Karar temyiz edilmemekle kesinleşmiş olup, bu defa asli müdahil ... vekilinin talebi üzerine, İlk Derece Mahkemesince 01.09.2023 tarihli ek karar ile asli müdahil ...'ya yapılan tebliğatın usulsüz olduğu gerekçesiyle, gerekçeli kararın tebliğine karar verilmiştir.

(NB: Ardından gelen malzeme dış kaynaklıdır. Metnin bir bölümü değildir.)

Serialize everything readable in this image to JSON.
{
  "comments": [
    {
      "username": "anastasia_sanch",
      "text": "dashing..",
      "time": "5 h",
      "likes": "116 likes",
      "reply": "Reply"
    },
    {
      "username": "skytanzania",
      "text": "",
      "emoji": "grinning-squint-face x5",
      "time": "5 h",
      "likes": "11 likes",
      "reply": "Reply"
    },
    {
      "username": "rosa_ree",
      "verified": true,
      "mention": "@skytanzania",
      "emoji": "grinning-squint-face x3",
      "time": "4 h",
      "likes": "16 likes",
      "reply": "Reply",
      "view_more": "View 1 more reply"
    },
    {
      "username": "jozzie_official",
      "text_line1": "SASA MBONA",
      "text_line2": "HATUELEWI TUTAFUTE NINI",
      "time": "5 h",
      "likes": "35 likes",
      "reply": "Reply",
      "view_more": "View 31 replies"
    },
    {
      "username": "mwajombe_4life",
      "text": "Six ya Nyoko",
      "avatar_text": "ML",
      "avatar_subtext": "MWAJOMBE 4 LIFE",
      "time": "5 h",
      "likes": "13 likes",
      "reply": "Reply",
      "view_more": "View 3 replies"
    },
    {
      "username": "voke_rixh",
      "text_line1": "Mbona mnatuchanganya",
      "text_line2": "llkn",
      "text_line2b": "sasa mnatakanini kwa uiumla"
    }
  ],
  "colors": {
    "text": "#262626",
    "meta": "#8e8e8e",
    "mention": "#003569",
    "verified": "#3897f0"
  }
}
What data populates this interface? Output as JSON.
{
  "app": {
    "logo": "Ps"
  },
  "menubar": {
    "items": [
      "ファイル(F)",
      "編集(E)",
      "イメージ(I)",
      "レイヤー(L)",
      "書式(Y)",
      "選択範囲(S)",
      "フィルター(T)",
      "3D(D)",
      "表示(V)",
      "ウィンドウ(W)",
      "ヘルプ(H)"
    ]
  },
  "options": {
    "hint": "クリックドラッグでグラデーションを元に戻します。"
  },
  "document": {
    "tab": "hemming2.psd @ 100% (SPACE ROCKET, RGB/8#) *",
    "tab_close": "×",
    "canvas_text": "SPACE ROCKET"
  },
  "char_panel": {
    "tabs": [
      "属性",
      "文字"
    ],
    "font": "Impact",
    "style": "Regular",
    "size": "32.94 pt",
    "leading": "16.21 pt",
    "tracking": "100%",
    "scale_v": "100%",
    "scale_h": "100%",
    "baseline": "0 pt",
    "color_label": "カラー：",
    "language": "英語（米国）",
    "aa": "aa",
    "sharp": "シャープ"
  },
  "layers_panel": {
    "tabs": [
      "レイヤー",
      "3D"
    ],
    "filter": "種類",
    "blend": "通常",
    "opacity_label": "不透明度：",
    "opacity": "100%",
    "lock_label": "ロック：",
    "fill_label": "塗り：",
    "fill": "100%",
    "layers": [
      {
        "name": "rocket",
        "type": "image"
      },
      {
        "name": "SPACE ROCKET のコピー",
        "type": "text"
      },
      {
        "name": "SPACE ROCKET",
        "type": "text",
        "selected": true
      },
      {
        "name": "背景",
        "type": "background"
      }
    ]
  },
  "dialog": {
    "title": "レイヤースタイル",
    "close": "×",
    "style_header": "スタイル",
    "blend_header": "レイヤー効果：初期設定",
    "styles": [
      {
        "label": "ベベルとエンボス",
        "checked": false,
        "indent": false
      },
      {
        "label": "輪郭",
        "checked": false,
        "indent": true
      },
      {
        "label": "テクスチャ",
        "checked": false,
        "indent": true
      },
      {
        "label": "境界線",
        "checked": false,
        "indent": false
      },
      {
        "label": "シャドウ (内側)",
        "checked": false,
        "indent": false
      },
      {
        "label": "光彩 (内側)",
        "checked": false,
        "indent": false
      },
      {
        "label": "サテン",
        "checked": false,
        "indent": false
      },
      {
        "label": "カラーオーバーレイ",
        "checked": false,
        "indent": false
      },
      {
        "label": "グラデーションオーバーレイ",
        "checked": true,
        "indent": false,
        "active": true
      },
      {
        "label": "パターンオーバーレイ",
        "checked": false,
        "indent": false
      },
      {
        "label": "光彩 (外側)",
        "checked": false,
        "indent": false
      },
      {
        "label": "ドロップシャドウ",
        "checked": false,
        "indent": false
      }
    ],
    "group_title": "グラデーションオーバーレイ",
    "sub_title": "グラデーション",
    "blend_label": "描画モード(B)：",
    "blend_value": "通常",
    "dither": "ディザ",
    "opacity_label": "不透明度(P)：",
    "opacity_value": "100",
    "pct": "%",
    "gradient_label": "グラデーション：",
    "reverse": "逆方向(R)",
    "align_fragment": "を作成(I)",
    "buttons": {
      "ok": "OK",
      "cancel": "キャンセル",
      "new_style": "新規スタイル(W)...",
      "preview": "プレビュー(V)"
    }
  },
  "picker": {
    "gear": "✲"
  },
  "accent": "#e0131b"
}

İlk Derece Mahkemesinin ek kararı davacı ... tarafından, asıl karar ise asli müdahil ... tarafından ve duruşma istemli olarak asli müdahil ... vekili tarafından temyiz edilmekle; kesinlik, süre, temyiz şartı ve diğer usul eksiklikleri yönünden yapılan ön inceleme sonucunda, ek kararı temyizde hukuki yararı bulunmayan ...'nın temyiz dilekçesinin reddine, duruşma isteminin nitelikten reddine, asli müdahil ... ve asli müdahil ... vekilinin temyiz dilekçelerinin kabulüne karar verildikten ve Tetkik Hâkimi tarafından hazırlanan rapor dinlendikten sonra dosyadaki belgeler incelenip gereği düşünüldü:
K A R A R
Kullanım kadastrosu sırasında, İstanbul ili Sultanbeyli ilçesi ... Mahallesi çalışma alanında bulunan 146 ada 3 parsel sayılı 134,93 metrekare yüzölçümündeki taşınmaz, 6831 sayılı Orman Kanunu'nun (6831 sayılı Kanun) 2/B maddesi uyarınca Hazine adına orman sınırları dışına çıkarıldığı şerhi yazılarak, bahçe vasfıyla Hazine adına tespit ve eldeki dava nedeniyle hükmen beyanlar hanesine, taşınmazın bahçe ve dört katlı bina olarak 1994 yılından beri ...'nın fiili kullanımında olduğuna dair şerh yazılarak Hazine adına tescil edildikten sonra, 14.01.2014 tarihinde ...'ya 6292 sayılı Orman Köylülerinin Kalkınmalarının Desteklenmesi Ve Hazine Adına Orman Sınırları Dışına Çıkarılan Yerlerin Değerlendirilmesi İle Hazineye Ait Tarım Arazilerinin Satışı Hakkında Kanun (6292 sayılı Kanun) gereğince satış işleminden dolayı tapuda kayden intikal ettirilmiştir.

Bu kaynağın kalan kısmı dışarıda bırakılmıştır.